June 4 | Tue Jun 4, 2013 1:39am EDT
June 4 (Reuters) - A UBS AG hedge fund agreed to pay a fine of $5.3 million to settle a charge that one of its units bought stocks in public offerings that an affiliated unit was shorting, the U.S. securities regulator said on Monday.
The U.S. Securities and Exchange Commission (SEC) said UBS AG's $6 billion hedge fund, UBS O'Connor LLC, violated a rule governing short sales 16 times between January 2009 and March 2011.
The rule prevents an entity from buying stocks in a public offering if it has shorted those same stocks.
"The settlement pertains to certain transactions for which O'Connor believed that an exception to an SEC rule applied," UBS spokeswoman Karina Byrne told Reuters.
Byrne said the firm determined that settling the matter "without admitting or denying liability was the best and most expedient way forward".

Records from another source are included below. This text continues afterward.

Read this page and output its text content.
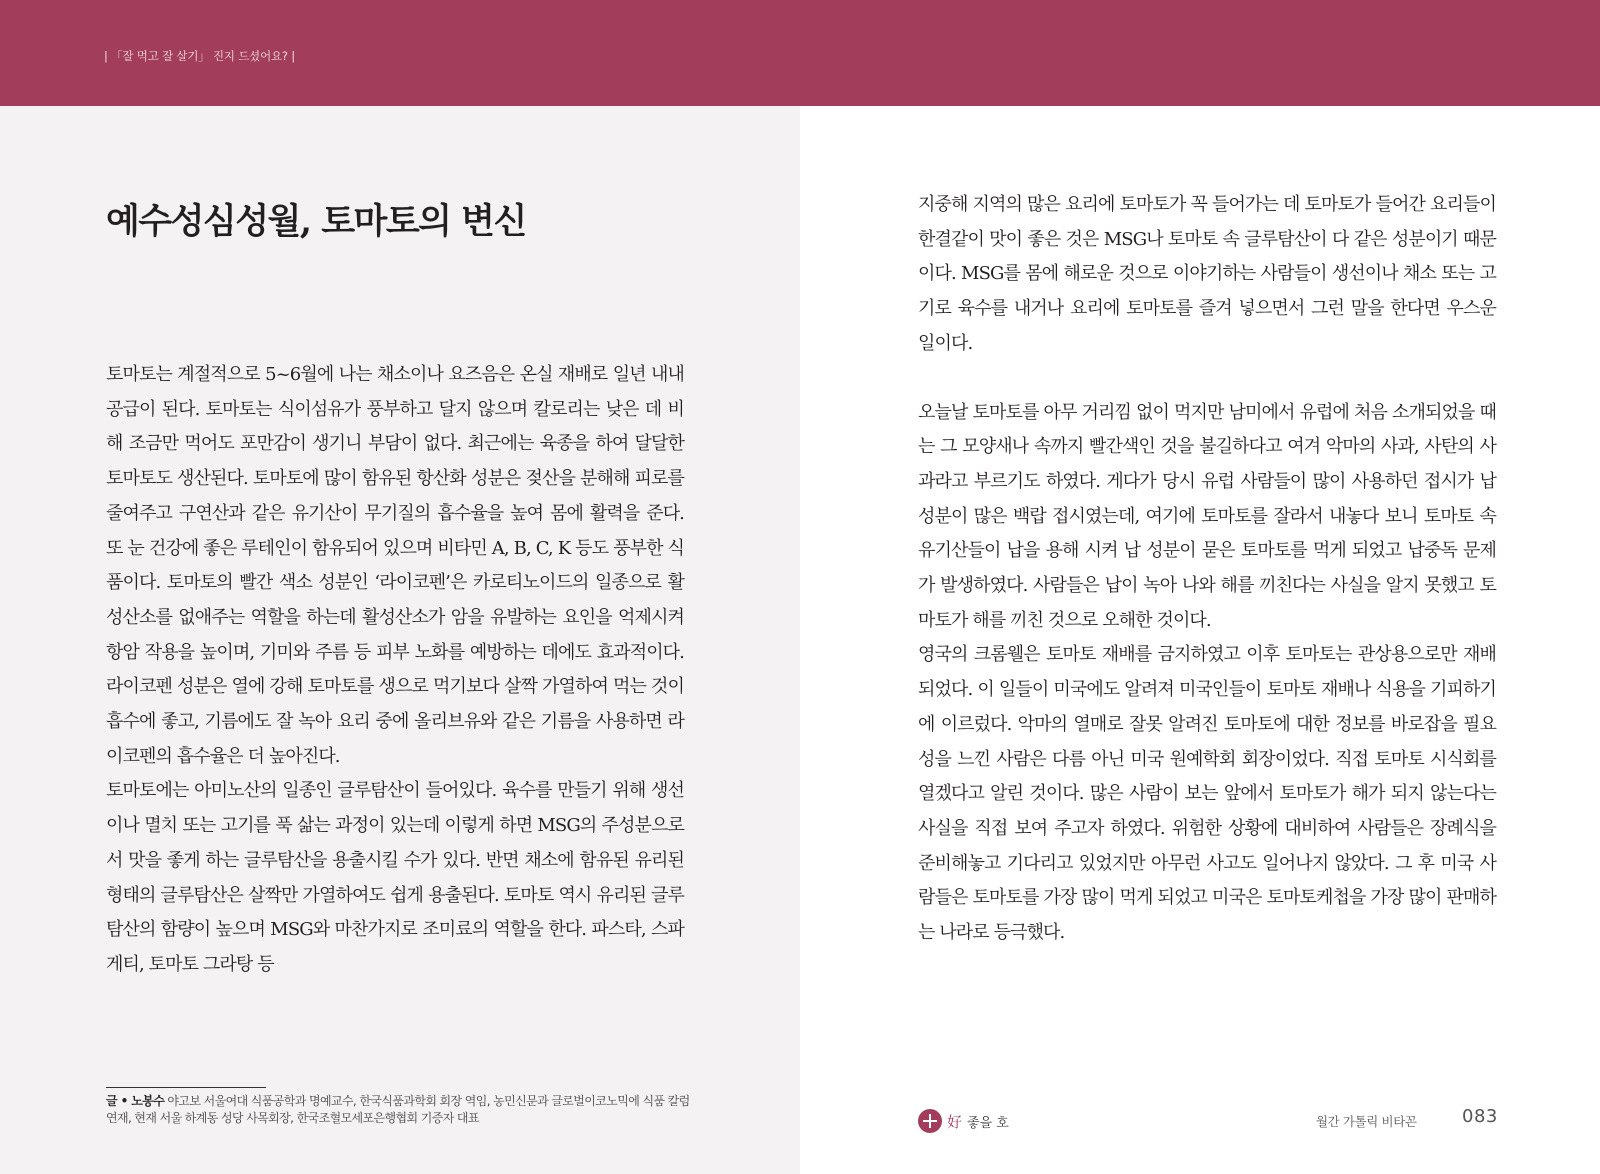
| 「잘 먹고 잘 살기」 진지 드셨어요? |
예수성심성월, 토마토의 변신

토마토는 계절적으로 5~6월에 나는 채소이나 요즈음은 온실 재배로 일년 내내 공급이 된다. 토마토는 식이섬유가 풍부하고 달지 않으며 칼로리는 낮은 데 비해 조금만 먹어도 포만감이 생기니 부담이 없다. 최근에는 육종을 하여 달달한 토마토도 생산된다. 토마토에 많이 함유된 항산화 성분은 젖산을 분해해 피로를 줄여주고 구연산과 같은 유기산이 무기질의 흡수율을 높여 몸에 활력을 준다. 또 눈 건강에 좋은 루테인이 함유되어 있으며 비타민 A, B, C, K 등도 풍부한 식품이다. 토마토의 빨간 색소 성분인 ‘라이코펜’은 카로티노이드의 일종으로 활성산소를 없애주는 역할을 하는데 활성산소가 암을 유발하는 요인을 억제시켜 항암 작용을 높이며, 기미와 주름 등 피부 노화를 예방하는 데에도 효과적이다. 라이코펜 성분은 열에 강해 토마토를 생으로 먹기보다 살짝 가열하여 먹는 것이 흡수에 좋고, 기름에도 잘 녹아 요리 중에 올리브유와 같은 기름을 사용하면 라이코펜의 흡수율은 더 높아진다.

토마토에는 아미노산의 일종인 글루탐산이 들어있다. 육수를 만들기 위해 생선이나 멸치 또는 고기를 푹 삶는 과정이 있는데 이렇게 하면 MSG의 주성분으로서 맛을 좋게 하는 글루탐산을 용출시킬 수가 있다. 반면 채소에 함유된 유리된 형태의 글루탐산은 살짝만 가열하여도 쉽게 용출된다. 토마토 역시 유리된 글루탐산의 함량이 높으며 MSG와 마찬가지로 조미료의 역할을 한다. 파스타, 스파게티, 토마토 그라탕 등

지중해 지역의 많은 요리에 토마토가 꼭 들어가는 데 토마토가 들어간 요리들이 한결같이 맛이 좋은 것은 MSG나 토마토 속 글루탐산이 다 같은 성분이기 때문이다. MSG를 몸에 해로운 것으로 이야기하는 사람들이 생선이나 채소 또는 고기로 육수를 내거나 요리에 토마토를 즐겨 넣으면서 그런 말을 한다면 우스운 일이다.

오늘날 토마토를 아무 거리낌 없이 먹지만 남미에서 유럽에 처음 소개되었을 때는 그 모양새나 속까지 빨간색인 것을 불길하다고 여겨 악마의 사과, 사탄의 사과라고 부르기도 하였다. 게다가 당시 유럽 사람들이 많이 사용하던 접시가 납 성분이 많은 백랍 접시였는데, 여기에 토마토를 잘라서 내놓다 보니 토마토 속 유기산들이 납을 용해 시켜 납 성분이 묻은 토마토를 먹게 되었고 납중독 문제가 발생하였다. 사람들은 납이 녹아 나와 해를 끼친다는 사실을 알지 못했고 토마토가 해를 끼친 것으로 오해한 것이다.

영국의 크롬웰은 토마토 재배를 금지하였고 이후 토마토는 관상용으로만 재배되었다. 이 일들이 미국에도 알려져 미국인들이 토마토 재배나 식용을 기피하기에 이르렀다. 악마의 열매로 잘못 알려진 토마토에 대한 정보를 바로잡을 필요성을 느낀 사람은 다름 아닌 미국 원예학회 회장이었다. 직접 토마토 시식회를 열겠다고 알린 것이다. 많은 사람이 보는 앞에서 토마토가 해가 되지 않는다는 사실을 직접 보여 주고자 하였다. 위험한 상황에 대비하여 사람들은 장례식을 준비해놓고 기다리고 있었지만 아무런 사고도 일어나지 않았다. 그 후 미국 사람들은 토마토를 가장 많이 먹게 되었고 미국은 토마토케첩을 가장 많이 판매하는 나라로 등극했다.

글 • 노봉수 야고보 서울여대 식품공학과 명예교수, 한국식품과학회 회장 역임, 농민신문과 글로벌이코노믹에 식품 칼럼 연재, 현재 서울 하계동 성당 사목회장, 한국조혈모세포은행협회 기증자 대표	好 좋을 호	월간 가톨릭 비타꼰	083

The settlement does not affect UBS O'Connor's funds or their investors, she added.
The SEC said on its website that UBS O'Connor had the "mistaken belief" that each of its units qualified for the rule's "separate accounts" exception.
The exception allows a person or an entity to buy stocks from a public offering in an account when a short sale has been made in another account, provided that trading decisions for each account are made separately.